Enrique Castro-leon, Jackson He, Mark Chang and Parviz Peiravi are the authors of The Business Value of Virtual Service Oriented Grids: Strategic Insights for Enterprise Decision Makers on which this article is based. Copyright (c) 2008 Intel Corporation. All rights reserved.


Virtualization and grid computing bring costs down by enabling the reuse and sharing of a physical resource, leading to a more efficient and higher degree of utilization for that particular resource, whether a computer or a network.

In this article, we will explore structural economic changes brought up by service orientation. Most IT organizations today are under enormous pressure to keep their budgets in check. Their costs are going up, but their budgets are flat to decreasing as illustrated in Figure 1. The restructuring brought about by the concept of services and the reuse at the service level promises long lasting relief from the cost treadmill.

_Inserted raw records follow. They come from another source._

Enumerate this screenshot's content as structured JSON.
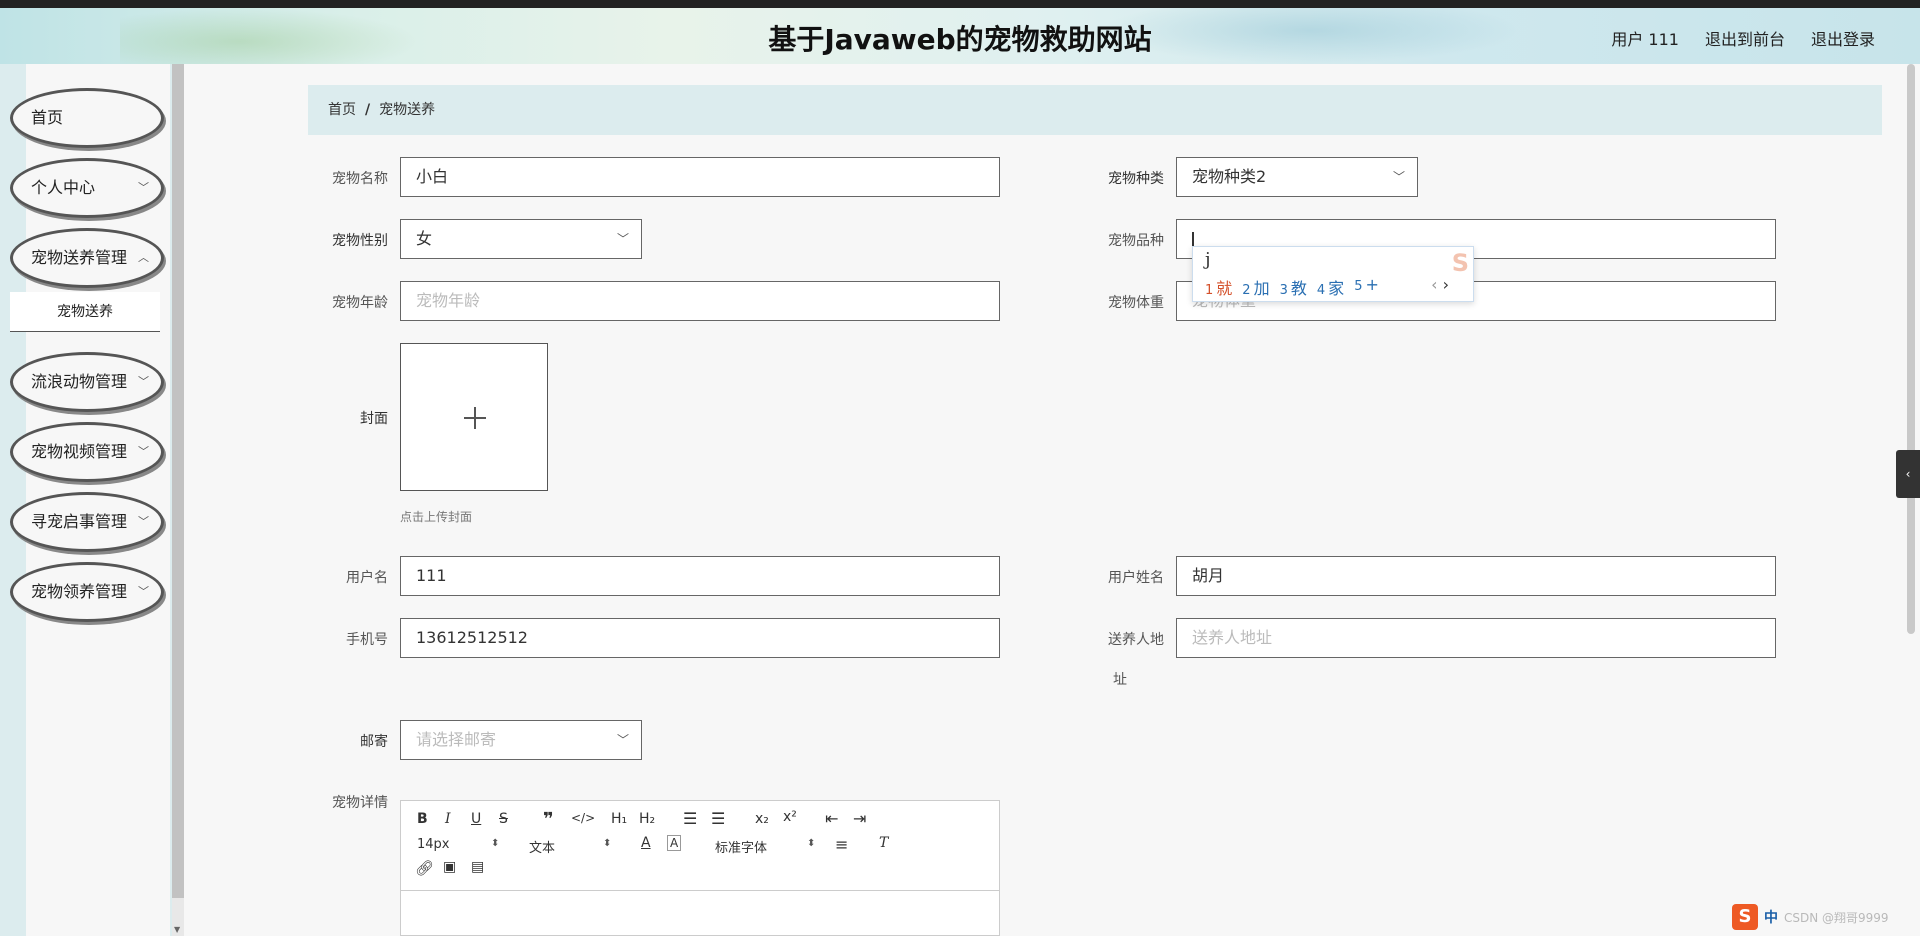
{
  "header": {
    "site_title": "基于Javaweb的宠物救助网站",
    "user_label": "用户 111",
    "to_front": "退出到前台",
    "logout": "退出登录"
  },
  "sidebar": {
    "items": [
      {
        "label": "首页",
        "has_arrow": false
      },
      {
        "label": "个人中心",
        "has_arrow": true
      },
      {
        "label": "宠物送养管理",
        "has_arrow": true
      },
      {
        "label": "流浪动物管理",
        "has_arrow": true
      },
      {
        "label": "宠物视频管理",
        "has_arrow": true
      },
      {
        "label": "寻宠启事管理",
        "has_arrow": true
      },
      {
        "label": "宠物领养管理",
        "has_arrow": true
      }
    ],
    "active_sub": "宠物送养"
  },
  "breadcrumb": {
    "home": "首页",
    "separator": "/",
    "current": "宠物送养"
  },
  "form": {
    "pet_name": {
      "label": "宠物名称",
      "value": "小白"
    },
    "pet_type": {
      "label": "宠物种类",
      "value": "宠物种类2"
    },
    "pet_gender": {
      "label": "宠物性别",
      "value": "女"
    },
    "pet_breed": {
      "label": "宠物品种",
      "value": "j"
    },
    "pet_age": {
      "label": "宠物年龄",
      "placeholder": "宠物年龄"
    },
    "pet_weight": {
      "label": "宠物体重",
      "placeholder": "宠物体重"
    },
    "cover": {
      "label": "封面",
      "tip": "点击上传封面"
    },
    "username": {
      "label": "用户名",
      "value": "111"
    },
    "real_name": {
      "label": "用户姓名",
      "value": "胡月"
    },
    "phone": {
      "label": "手机号",
      "value": "13612512512"
    },
    "address": {
      "label_line1": "送养人地",
      "label_line2": "址",
      "placeholder": "送养人地址"
    },
    "mail": {
      "label": "邮寄",
      "placeholder": "请选择邮寄"
    },
    "details": {
      "label": "宠物详情"
    }
  },
  "editor": {
    "font_size": "14px",
    "text_type": "文本",
    "font_family": "标准字体"
  },
  "ime": {
    "typed": "j",
    "candidates": [
      {
        "n": "1",
        "text": "就"
      },
      {
        "n": "2",
        "text": "加"
      },
      {
        "n": "3",
        "text": "教"
      },
      {
        "n": "4",
        "text": "家"
      },
      {
        "n": "5",
        "text": "+"
      }
    ]
  },
  "tray": {
    "logo": "S",
    "ime_mode": "中",
    "watermark": "CSDN @翔哥9999"
  },
  "colors": {
    "breadcrumb_bg": "#dcecee",
    "sidebar_bg": "#dcecee",
    "accent_orange": "#ee5a24"
  }
}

Figure 1:The Overwhelming Cost of Legacy

In a certain sense, service orientation does not really bring new capabilities. Yet it has the potential to bring about profound changes because of the economics involved. Service orientation radically reduces the cost to bring in certain capabilities. We illustrate some of the cost dynamics in the four diagrams. Conceptually, a portion of IT budgets is used to maintain existing projects. This portion is important because it is the part that "keeps the business running" (KTBR). In most IT organizations, the KTBR portion takes the lions share of the budget. The downside is that the KTBR is backward looking, and its only the leftover portion that can be applied to grow the business. There is another problem: the KTBR portion left unchecked tends to grow faster than IT budgets overall, and the situation is obviously not sustainable.

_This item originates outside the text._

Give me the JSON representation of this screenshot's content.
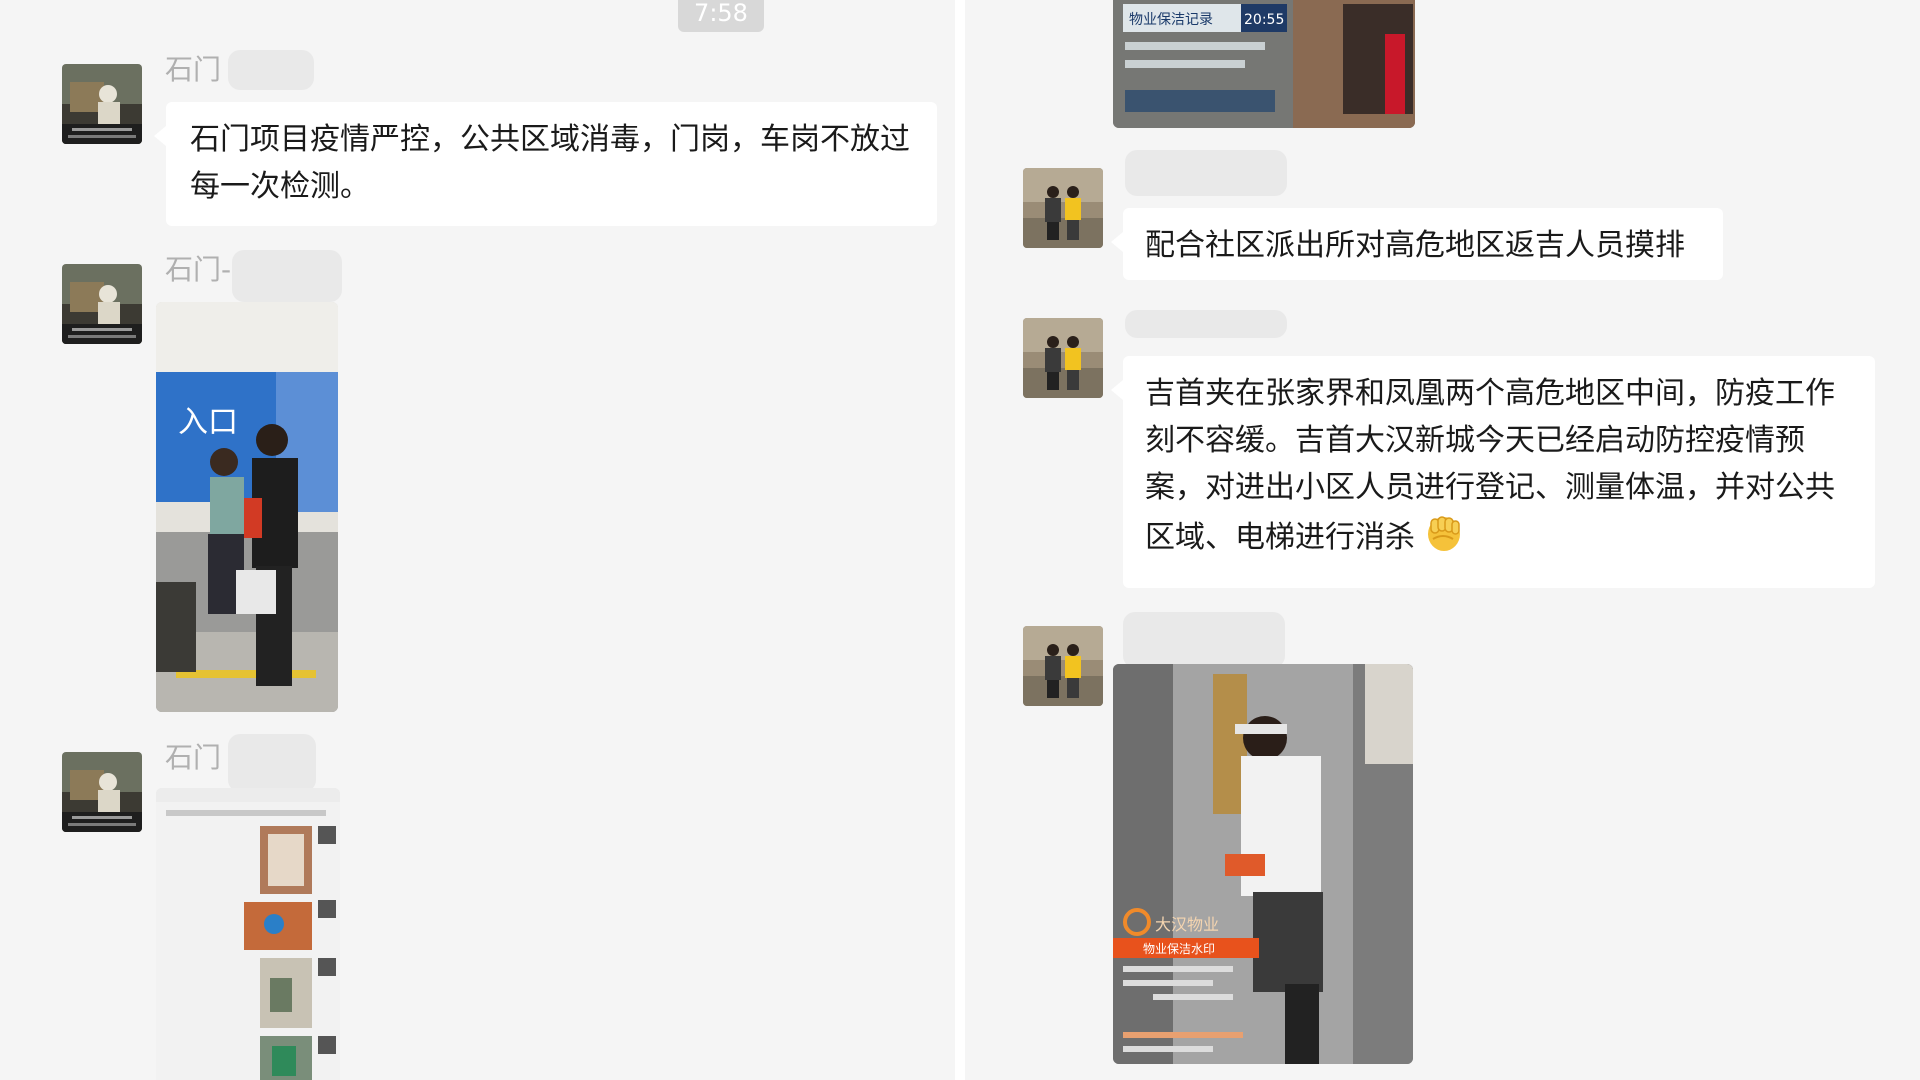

A number of strategies have been used in IT organizations to keep the KTBR growth in check. Lets take outsourcing for instance as shown in Figure 2. When outsourcing (and perhaps off-shoring) is brought in, costs actually go up a notch as reorganizations take place and contracts are negotiated. Once the outsourcing plans are implemented costs may go down, but still have the problem of sustainability. Another issue is that costs are growing faster in countries providing services, so in a few years these countries will reach parity.

Figure 2: Effect of Outsourcing

A third alternative is illustrated in Figure 3. The introduction of a new technology, such as Intel Pro processor technology, lowers the cost of doing business, seen as a cost dip. Costs can be managed through aggressive "treadmill" of technology adoption, but this does not fix the general uptrend, and not many organizations are willing or even capable of sustaining this technology innovation schedule.

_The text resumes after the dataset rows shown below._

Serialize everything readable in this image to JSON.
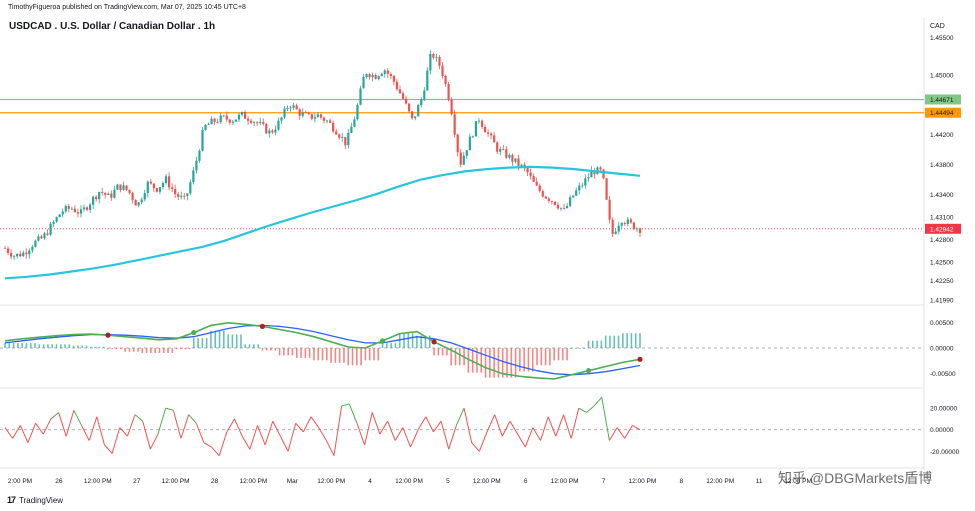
{
  "header": {
    "published_line": "TimothyFigueroa published on TradingView.com, Mar 07, 2025 10:45 UTC+8",
    "symbol_line": "USDCAD . U.S. Dollar / Canadian Dollar . 1h",
    "currency": "CAD"
  },
  "footer": {
    "logo_text": "TradingView",
    "logo_mark": "17",
    "watermark": "知乎 @DBGMarkets盾博"
  },
  "colors": {
    "up": "#26a69a",
    "down": "#ef5350",
    "ma": "#26c6da",
    "green_line": "#81c784",
    "orange_line": "#ff9800",
    "price_tag": "#f23645"
  },
  "chart_data": [
    {
      "type": "candlestick",
      "title": "USDCAD . U.S. Dollar / Canadian Dollar . 1h",
      "ylim": [
        1.4199,
        1.456
      ],
      "yticks": [
        "1.45500",
        "1.45000",
        "1.44200",
        "1.43800",
        "1.43400",
        "1.43100",
        "1.42800",
        "1.42500",
        "1.42250",
        "1.41990"
      ],
      "x_ticks": [
        "2:00 PM",
        "26",
        "12:00 PM",
        "27",
        "12:00 PM",
        "28",
        "12:00 PM",
        "Mar",
        "12:00 PM",
        "4",
        "12:00 PM",
        "5",
        "12:00 PM",
        "6",
        "12:00 PM",
        "7",
        "12:00 PM",
        "8",
        "12:00 PM",
        "11",
        "12:00 PM"
      ],
      "horizontal_lines": [
        {
          "value": 1.44671,
          "label": "1.44671",
          "color": "#81c784"
        },
        {
          "value": 1.44494,
          "label": "1.44494",
          "color": "#ff9800"
        }
      ],
      "current_price": {
        "value": 1.42942,
        "label": "1.42942"
      },
      "close_path": [
        1.4268,
        1.4258,
        1.4262,
        1.4275,
        1.4282,
        1.43,
        1.4318,
        1.4322,
        1.4315,
        1.433,
        1.4345,
        1.4336,
        1.4352,
        1.4345,
        1.4325,
        1.4355,
        1.4348,
        1.436,
        1.434,
        1.4332,
        1.4375,
        1.443,
        1.4438,
        1.4442,
        1.444,
        1.4446,
        1.4441,
        1.4432,
        1.4422,
        1.4438,
        1.4462,
        1.445,
        1.4443,
        1.4446,
        1.4438,
        1.4425,
        1.4408,
        1.4448,
        1.4505,
        1.4498,
        1.4508,
        1.4492,
        1.4468,
        1.4438,
        1.447,
        1.453,
        1.451,
        1.4462,
        1.438,
        1.4412,
        1.4442,
        1.442,
        1.44,
        1.4392,
        1.4382,
        1.4372,
        1.435,
        1.4338,
        1.433,
        1.4318,
        1.434,
        1.4355,
        1.4372,
        1.437,
        1.4285,
        1.4308,
        1.43,
        1.4294
      ],
      "moving_average": [
        1.4228,
        1.423,
        1.4233,
        1.4237,
        1.4241,
        1.4246,
        1.4252,
        1.4258,
        1.4264,
        1.427,
        1.4278,
        1.4288,
        1.4298,
        1.4307,
        1.4316,
        1.4324,
        1.4332,
        1.4341,
        1.4351,
        1.436,
        1.4366,
        1.4371,
        1.4374,
        1.4376,
        1.4377,
        1.4376,
        1.4374,
        1.4371,
        1.4368,
        1.4365
      ],
      "moving_average_color": "#26c6da"
    },
    {
      "type": "line",
      "yticks": [
        "0.00500",
        "0.00000",
        "-0.00500"
      ],
      "ylim": [
        -0.0068,
        0.007
      ],
      "series": [
        {
          "values": [
            0.0014,
            0.0018,
            0.0021,
            0.0024,
            0.0026,
            0.0027,
            0.0025,
            0.0022,
            0.0019,
            0.0016,
            0.0018,
            0.003,
            0.0044,
            0.0049,
            0.0046,
            0.0042,
            0.0036,
            0.003,
            0.0022,
            0.0012,
            0.0002,
            0.0,
            0.0014,
            0.0028,
            0.0032,
            0.0012,
            -0.0004,
            -0.0022,
            -0.0038,
            -0.005,
            -0.0055,
            -0.0058,
            -0.006,
            -0.0052,
            -0.0044,
            -0.0036,
            -0.0028,
            -0.0022
          ],
          "color": "#4caf50"
        },
        {
          "values": [
            0.001,
            0.0014,
            0.0018,
            0.0021,
            0.0024,
            0.0026,
            0.0026,
            0.0025,
            0.0023,
            0.002,
            0.0019,
            0.0022,
            0.003,
            0.0038,
            0.0043,
            0.0044,
            0.0042,
            0.0038,
            0.0032,
            0.0024,
            0.0016,
            0.001,
            0.001,
            0.0016,
            0.0022,
            0.0018,
            0.001,
            -0.0002,
            -0.0014,
            -0.0026,
            -0.0036,
            -0.0044,
            -0.005,
            -0.0052,
            -0.005,
            -0.0046,
            -0.004,
            -0.0034
          ],
          "color": "#2962ff"
        }
      ]
    },
    {
      "type": "line",
      "yticks": [
        "20.00000",
        "0.00000",
        "-20.00000"
      ],
      "ylim": [
        -28,
        34
      ],
      "series": [
        {
          "values": [
            2,
            -8,
            4,
            -12,
            6,
            -4,
            10,
            16,
            -6,
            18,
            4,
            -10,
            12,
            -14,
            -22,
            2,
            -6,
            14,
            8,
            -18,
            -4,
            20,
            18,
            -8,
            14,
            6,
            -12,
            -16,
            -24,
            -2,
            10,
            -6,
            -18,
            4,
            -14,
            8,
            -6,
            -20,
            6,
            -2,
            12,
            2,
            -10,
            -24,
            22,
            24,
            6,
            -14,
            16,
            -4,
            8,
            -10,
            2,
            -16,
            0,
            12,
            -2,
            8,
            -18,
            4,
            20,
            -12,
            -20,
            -2,
            14,
            -6,
            8,
            -4,
            -16,
            2,
            -10,
            12,
            -6,
            14,
            -8,
            20,
            16,
            22,
            30,
            -10,
            2,
            -8,
            4,
            0
          ],
          "color": "#ef5350"
        }
      ]
    }
  ]
}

Figure 3: Effect of Introducing New Technology

Finally, Figure 4 illustrates how service orientation eventually leads to a structural and sustainable cost reduction to the synergies of reuse. As in the outsourcing case, there is an initial bump in cost due to the upfront investment needed. Note that this transformation may take years to accomplish and will require difficult cultural and organizational adjustments.

Figure 4: Structural Cost Reduction Attained through the Adoption of Service Orientation

Service orientation brings a discipline of modularity that has been well known in the software engineering community for more than 30 years, but had been little applied in corporate-wide IT projects. As previously mentioned, the goal of service orientation is to attain a structural cost reduction in the delivery of IT services through reuse and standardization. There may be more upfront costs for architecture and planning as well as consideration for interoperability and security. However the benefits of modularity and interoperability will pay back as more and more services are developed and reused to attain the same results as we have seen in software engineering today.

In the end, aligning IT with business at a reasonable and predictable cost is a challenging problem. The best solution is attained through an integrated strategy that includes business process improvement (in the form of service orientation), technology, and an appropriate business strategy.